Research Accomplishment Reports 2007

Inbreeding and the Fitness Consequences of Colonizing Novel Environments in Herbivorous Insects

C.W. Fox
Department of Entomology

 

Project Description

In 2007 we completed a series of large breeding experiments to achieve our first two specific objectives, which are (1) To quantify the sensitivity of inbreeding depression to environmental conditions and (2) To test the effect of inbreeding associated with small population sizes on the purging of deleterious recessive alleles from insect populations.

Regarding objective 1, in a series of experiments we have found that the magnitude of inbreeding depression experienced by colonizing beetles is highly dependent on both temperature and the host being colonized. Most intriguingly, the influence of temperature varied with the rearing hosts. We are currently exploring the pest control implications of these results and will publish these results in 2008 and 2009.

Regarding objective 2, in two separate serially-inbreeding experiments, we have demonstrated that the degree to which deleterious recessive alleles can be "purged" (i.e., eliminated) from a population differs substantially among species. In particular, in the stored products pest, Callosobruchus maculatus, the "inbreeding load" (also called the "genetic load", the frequency of recessive alleles of deleterious effect) did not evolve in response to 5 generations of serial inbreeding. In contrast, in a native non-pest beetle that shares a quite similar life cycle (Stator limbatus) we could almost entirely eliminate the inbreeding load after only 4 generations of serial inbreeding. The S. limbatus results indicate that inbreeding depression in this species is due to a few genes that have large effects on larval survival, and which can thus evolve very quickly. However, the genetics underlying inbreeding depression must necessarily be different for C. maculatus, the pest species.

Impact

We are currently exploring hypotheses to explain the difference, and are exploring the degree to which the difference in genetics of inbreeding depression is a cause or consequence (if either) of the pest status of the insects. In 2007 we also executed our first experiment regarding objective 3, which is to test whether inbreeding associated with insect colonization of new environments exposes novel genetic variation to selection and thus influences adaptation to novel host species. This first experiment gave unclear results that will be further explored in new experiments over the next couple years.

Publications

Moya-Larano J, M El Tigani El-Sayyid & CW Fox. 2007. Smaller beetles are better scramble competitors at cooler temperatures. Biology Letters 3: 475-478.

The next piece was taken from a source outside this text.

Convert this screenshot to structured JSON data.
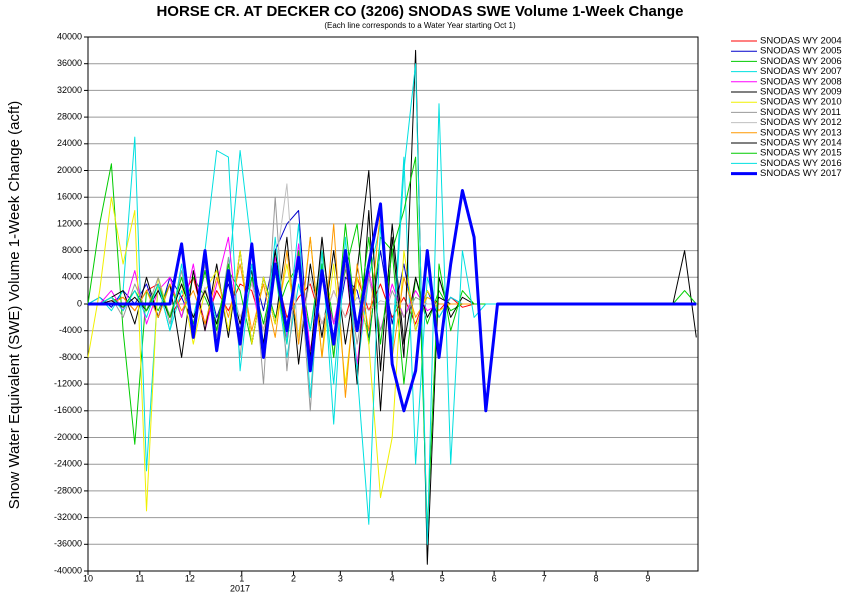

Stillwell RC, GE Morse & CW Fox. 2007. Geographic variation in body size and sexual size dimorphism of a seed-feeding beetle. The American Naturalist 170: 358-369.

Stillwell RC & CW Fox. 2007. Environmental effects on sexual size dimorphism of a seed-feeding beetle. Oecologia 153: 273-280.

Stillwell RC, WG Wallin, LJ Hitchcock & CW Fox. 2007. Phenotypic plasticity in a complex world: Interactive effects of food and temperature on fitness components of a seed beetle. Oecologia 153: 309-321.

Carroll SP, AP Hendry, DN Reznick & CW Fox. 2007. Evolution on ecological time scales. Functional Ecology 21: 387-393.

Fox CW, KL Scheibly, BP Smith & WG Wallin. 2007. Inbreeding depression in two seed-feeding beetles, Callosobruchus maculatus and Stator limbatus. The Bulletin of Entomological Research 97: 49-54.

Carroll SP & CW Fox. 2007. Dissecting the evolutionary impacts of plant invasions: bugs and beetles as native guides. Global Change Biology 13: 1644-1657.

Fox CW, RC Stillwell & J Moya-Larano. 2007. Variation in selection and the evolution of sexual size dimorphism in two seed-feeding beetles. Pp 88-96 in DJ Fairbairn, W Blanckenhorn & T Szekely (editors) Sex, Size and Gender Roles: Evolutionary Studies of Sexual Size Dimorphism. Oxford University Press, Oxford.